I'm lazy, cheap, and a corner-cutter. But if it was me, I'd put one coat of varnish, sand it, then get a straight edge, a Sharpie, and start making lines. A couple more coats of varnish, and it would look a million bucks.

 Or, Lire at least...

.

RE: How to Do "Chris Craft" Look on Stripped Deck

A Sharpie!?! You've crossed the line with that idea, sir (get it - crossed the line?)

Seriously, thanks for the ideas, evrybody.

RE: How to Do "Chris Craft" Look on Stripped Deck

Perhaps you could contact the CLC people and see if they can provide a way for you to contact the builder.

Then you could ask how he did it.

Ed

 

RE: How to Do "Chris Craft" Look on Stripped Deck

i did my Guillemot Expedition using 1/8" strips of poplar glued to the cedar strips. found attaching both the wide strip and the narrow stripe at the same time was easiest.  

 

RE: How to Do "Chris Craft" Look on Stripped Deck

That's a good idea, Ed. I was hoping the builder of that boat or CLC would chime in here.

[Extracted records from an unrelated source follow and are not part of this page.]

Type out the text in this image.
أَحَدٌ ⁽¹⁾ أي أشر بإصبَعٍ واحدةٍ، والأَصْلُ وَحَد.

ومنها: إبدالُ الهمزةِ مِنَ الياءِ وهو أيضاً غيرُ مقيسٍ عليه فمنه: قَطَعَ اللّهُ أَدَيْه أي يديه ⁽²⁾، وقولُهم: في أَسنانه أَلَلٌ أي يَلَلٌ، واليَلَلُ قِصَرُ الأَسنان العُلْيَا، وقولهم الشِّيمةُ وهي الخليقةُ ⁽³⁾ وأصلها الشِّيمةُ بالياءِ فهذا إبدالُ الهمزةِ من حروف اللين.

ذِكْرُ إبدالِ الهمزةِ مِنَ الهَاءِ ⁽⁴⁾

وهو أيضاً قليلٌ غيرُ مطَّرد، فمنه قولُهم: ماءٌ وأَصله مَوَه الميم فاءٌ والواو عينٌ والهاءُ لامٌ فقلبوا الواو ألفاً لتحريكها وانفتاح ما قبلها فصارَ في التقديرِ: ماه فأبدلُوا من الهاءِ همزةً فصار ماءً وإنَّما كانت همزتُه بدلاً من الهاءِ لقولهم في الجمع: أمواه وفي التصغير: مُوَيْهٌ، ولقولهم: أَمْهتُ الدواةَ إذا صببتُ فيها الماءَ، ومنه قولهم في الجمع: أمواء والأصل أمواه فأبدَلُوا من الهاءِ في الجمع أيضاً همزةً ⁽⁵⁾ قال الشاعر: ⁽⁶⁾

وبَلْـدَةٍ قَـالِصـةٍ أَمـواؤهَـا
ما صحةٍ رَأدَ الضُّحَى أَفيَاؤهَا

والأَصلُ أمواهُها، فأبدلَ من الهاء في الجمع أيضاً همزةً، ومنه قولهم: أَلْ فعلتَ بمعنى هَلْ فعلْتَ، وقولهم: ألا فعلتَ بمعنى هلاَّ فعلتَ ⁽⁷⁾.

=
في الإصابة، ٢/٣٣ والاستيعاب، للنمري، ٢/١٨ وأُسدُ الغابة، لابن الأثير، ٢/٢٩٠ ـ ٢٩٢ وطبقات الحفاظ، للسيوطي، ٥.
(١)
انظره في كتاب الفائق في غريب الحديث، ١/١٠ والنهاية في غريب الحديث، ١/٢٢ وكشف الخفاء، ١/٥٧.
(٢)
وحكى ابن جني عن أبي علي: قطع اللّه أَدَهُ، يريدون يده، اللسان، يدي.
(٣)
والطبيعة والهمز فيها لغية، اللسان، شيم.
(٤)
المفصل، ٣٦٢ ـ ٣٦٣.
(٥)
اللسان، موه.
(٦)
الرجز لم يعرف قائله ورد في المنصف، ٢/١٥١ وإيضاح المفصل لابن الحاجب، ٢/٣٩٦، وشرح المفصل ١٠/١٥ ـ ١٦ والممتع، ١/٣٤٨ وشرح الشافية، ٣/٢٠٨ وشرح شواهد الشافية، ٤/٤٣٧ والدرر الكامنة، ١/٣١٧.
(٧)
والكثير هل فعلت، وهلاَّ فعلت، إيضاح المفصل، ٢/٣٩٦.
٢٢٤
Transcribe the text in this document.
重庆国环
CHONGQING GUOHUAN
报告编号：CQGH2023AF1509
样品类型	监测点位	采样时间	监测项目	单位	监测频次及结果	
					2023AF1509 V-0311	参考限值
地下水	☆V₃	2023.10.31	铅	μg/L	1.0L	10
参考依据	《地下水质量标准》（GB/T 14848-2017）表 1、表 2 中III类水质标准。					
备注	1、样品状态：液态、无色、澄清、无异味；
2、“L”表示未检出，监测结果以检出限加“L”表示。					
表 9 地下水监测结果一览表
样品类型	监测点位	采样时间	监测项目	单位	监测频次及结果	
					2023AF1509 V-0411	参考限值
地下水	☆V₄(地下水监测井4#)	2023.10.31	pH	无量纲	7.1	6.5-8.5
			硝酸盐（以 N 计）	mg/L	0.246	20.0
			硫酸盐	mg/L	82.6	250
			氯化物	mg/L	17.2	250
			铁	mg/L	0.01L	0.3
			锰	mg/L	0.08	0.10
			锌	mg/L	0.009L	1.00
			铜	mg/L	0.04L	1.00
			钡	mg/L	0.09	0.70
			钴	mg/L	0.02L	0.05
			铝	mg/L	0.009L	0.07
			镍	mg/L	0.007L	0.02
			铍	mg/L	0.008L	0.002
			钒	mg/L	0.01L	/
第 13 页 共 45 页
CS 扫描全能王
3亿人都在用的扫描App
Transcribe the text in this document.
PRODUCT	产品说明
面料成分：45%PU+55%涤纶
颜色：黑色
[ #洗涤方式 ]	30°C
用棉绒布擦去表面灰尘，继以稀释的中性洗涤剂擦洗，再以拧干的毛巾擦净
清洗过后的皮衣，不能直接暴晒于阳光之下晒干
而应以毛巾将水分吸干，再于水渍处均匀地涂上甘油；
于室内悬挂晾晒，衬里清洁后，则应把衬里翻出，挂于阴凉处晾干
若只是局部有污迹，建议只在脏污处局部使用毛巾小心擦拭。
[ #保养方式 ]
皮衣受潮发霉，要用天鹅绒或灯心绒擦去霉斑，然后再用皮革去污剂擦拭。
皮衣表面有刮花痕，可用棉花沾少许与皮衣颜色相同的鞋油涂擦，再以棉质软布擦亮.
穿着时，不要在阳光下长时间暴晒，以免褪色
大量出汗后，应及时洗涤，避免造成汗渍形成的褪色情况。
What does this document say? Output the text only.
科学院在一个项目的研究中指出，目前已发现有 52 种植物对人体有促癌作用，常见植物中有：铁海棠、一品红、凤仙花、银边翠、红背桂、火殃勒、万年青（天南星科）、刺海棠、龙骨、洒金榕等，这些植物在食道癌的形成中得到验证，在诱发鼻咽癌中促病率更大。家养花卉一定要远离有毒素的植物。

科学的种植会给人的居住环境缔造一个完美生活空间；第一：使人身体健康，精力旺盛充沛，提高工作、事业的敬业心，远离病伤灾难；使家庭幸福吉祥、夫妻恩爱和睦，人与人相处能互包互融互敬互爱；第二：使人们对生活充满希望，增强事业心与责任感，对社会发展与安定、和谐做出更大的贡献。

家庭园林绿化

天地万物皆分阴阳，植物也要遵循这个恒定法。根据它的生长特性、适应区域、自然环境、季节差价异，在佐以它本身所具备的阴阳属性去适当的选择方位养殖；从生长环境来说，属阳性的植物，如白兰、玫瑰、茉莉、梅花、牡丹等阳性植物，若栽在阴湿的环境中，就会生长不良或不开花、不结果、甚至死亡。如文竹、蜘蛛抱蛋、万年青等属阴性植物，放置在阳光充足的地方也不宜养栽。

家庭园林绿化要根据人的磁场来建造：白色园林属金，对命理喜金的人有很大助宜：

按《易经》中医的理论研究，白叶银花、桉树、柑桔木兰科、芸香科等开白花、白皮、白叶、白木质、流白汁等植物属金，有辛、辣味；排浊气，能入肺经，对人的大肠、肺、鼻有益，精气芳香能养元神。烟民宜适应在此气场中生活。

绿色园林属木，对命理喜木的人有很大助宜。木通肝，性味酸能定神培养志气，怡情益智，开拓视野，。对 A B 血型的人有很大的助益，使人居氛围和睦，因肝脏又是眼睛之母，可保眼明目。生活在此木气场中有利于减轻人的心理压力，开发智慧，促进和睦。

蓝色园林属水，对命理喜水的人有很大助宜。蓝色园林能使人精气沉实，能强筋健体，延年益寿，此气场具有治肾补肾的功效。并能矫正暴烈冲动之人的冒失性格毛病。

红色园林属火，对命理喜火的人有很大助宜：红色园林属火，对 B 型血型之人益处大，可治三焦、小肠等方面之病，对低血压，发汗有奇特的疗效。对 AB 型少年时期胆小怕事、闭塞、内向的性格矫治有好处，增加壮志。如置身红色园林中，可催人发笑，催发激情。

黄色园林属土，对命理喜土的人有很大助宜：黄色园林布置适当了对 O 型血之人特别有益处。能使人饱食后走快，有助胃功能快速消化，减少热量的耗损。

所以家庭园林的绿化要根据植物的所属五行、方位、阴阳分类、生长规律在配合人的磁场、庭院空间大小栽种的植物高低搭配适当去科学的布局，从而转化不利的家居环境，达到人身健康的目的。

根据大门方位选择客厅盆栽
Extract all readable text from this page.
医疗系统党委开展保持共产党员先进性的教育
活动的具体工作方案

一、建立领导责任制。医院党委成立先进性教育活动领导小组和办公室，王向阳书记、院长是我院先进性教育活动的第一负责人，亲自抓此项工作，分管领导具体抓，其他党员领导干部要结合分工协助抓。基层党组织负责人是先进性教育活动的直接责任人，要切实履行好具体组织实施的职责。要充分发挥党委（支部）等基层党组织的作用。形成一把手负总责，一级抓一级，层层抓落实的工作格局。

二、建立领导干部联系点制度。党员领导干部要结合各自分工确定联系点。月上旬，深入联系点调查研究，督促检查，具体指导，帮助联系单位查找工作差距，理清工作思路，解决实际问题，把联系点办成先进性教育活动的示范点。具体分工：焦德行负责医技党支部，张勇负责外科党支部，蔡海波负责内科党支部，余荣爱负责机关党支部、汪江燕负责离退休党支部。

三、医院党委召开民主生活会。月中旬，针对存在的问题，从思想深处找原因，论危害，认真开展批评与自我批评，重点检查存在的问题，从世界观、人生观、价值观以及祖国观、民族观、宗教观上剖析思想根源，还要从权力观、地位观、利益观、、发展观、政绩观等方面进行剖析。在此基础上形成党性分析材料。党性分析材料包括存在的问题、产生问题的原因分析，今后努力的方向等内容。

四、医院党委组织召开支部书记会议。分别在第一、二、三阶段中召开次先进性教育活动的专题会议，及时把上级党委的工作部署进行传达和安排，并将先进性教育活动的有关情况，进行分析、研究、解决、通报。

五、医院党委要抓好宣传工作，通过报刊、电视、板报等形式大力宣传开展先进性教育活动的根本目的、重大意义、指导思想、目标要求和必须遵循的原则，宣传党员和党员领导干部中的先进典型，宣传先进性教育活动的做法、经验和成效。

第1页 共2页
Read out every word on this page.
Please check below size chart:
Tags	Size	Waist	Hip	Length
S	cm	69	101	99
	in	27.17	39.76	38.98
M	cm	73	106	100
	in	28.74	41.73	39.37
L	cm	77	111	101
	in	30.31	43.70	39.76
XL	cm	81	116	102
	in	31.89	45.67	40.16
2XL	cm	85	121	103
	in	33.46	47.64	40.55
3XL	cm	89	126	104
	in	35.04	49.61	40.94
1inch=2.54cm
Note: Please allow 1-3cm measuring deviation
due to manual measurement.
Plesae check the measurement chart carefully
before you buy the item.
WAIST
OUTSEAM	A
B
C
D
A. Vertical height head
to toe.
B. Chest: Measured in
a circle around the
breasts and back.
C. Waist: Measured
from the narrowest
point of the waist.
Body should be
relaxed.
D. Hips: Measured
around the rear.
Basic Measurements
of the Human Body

Wow, Billy. That's a nice looking boat. Did you use bead and cove strips?

RE: How to Do "Chris Craft" Look on Stripped Deck

David,

Does Sharpie ink dissolve in varnish?

It sure as heck does in epoxy.

Laszlo

 

RE: How to Do "Chris Craft" Look on Stripped Deck

RE: How to Do "Chris Craft" Look on Stripped Deck

:Wow, Billy. That's a nice looking boat. Did you use bead and cove strips? 

Two Rivers - no they are rolling bevels. could be bead and cove though... i would glue the cedar board  and the poplar board together first then rip to thickness, add the bead to the poplar strip cove to the cedar. 

-Billy 

RE: How to Do "Chris Craft" Look on Stripped Deck

@Laszlo

Good point. A regular "permanent" Sharpie would probably bleed into the varnish, come to think of it.

But a paint pen should do the trick. Plus, could build up layers if needed...

http://www.sharpie.com/enUS/Product/Sharpie_Oil-Based_Paint_Marker_Bold.html

Either way, a test run would be wise. 

 

RE: How to Do "Chris Craft" Look on Stripped Deck

I know some folks have achieved the pinstripe look while still using bead and cove strips.  Basically you have to cut a b&C strip in half and then insert the super thin pinstripe colored strip in between.  Then glue the three together and then use that strip like a regular b&c strip.  It is a far better and classier look than painting or drawing on the lines.  It also won't disappear if you ever had to make a repair and sand through the fiberglass into the deck.  

RE: How to Do "Chris Craft" Look on Stripped Deck

Pretty good idea, Casey. Lotsa work, though. CLC should offer 1/4" wide "accent strips" with cove and bead (hint, hint).

 Thanks, Pat

RE: How to Do "Chris Craft" Look on Stripped Deck

cz375hh and TwoRivers are on the right track.  On a vintage Chris-Craft, about every 4th stripe is "real" -- meaning it's a beveled groove between deck boards that's filled with a sort of caulk/putty.  The remaining ones are "fake" -- meaning they're just shallow grooves in the board filled with the same caulk/putty and there just for show.  I used to have a '48 Deluxe runabout, and I was once penalized at an antique & classic boat show for my grooves being slighty too far apart and a little too dark.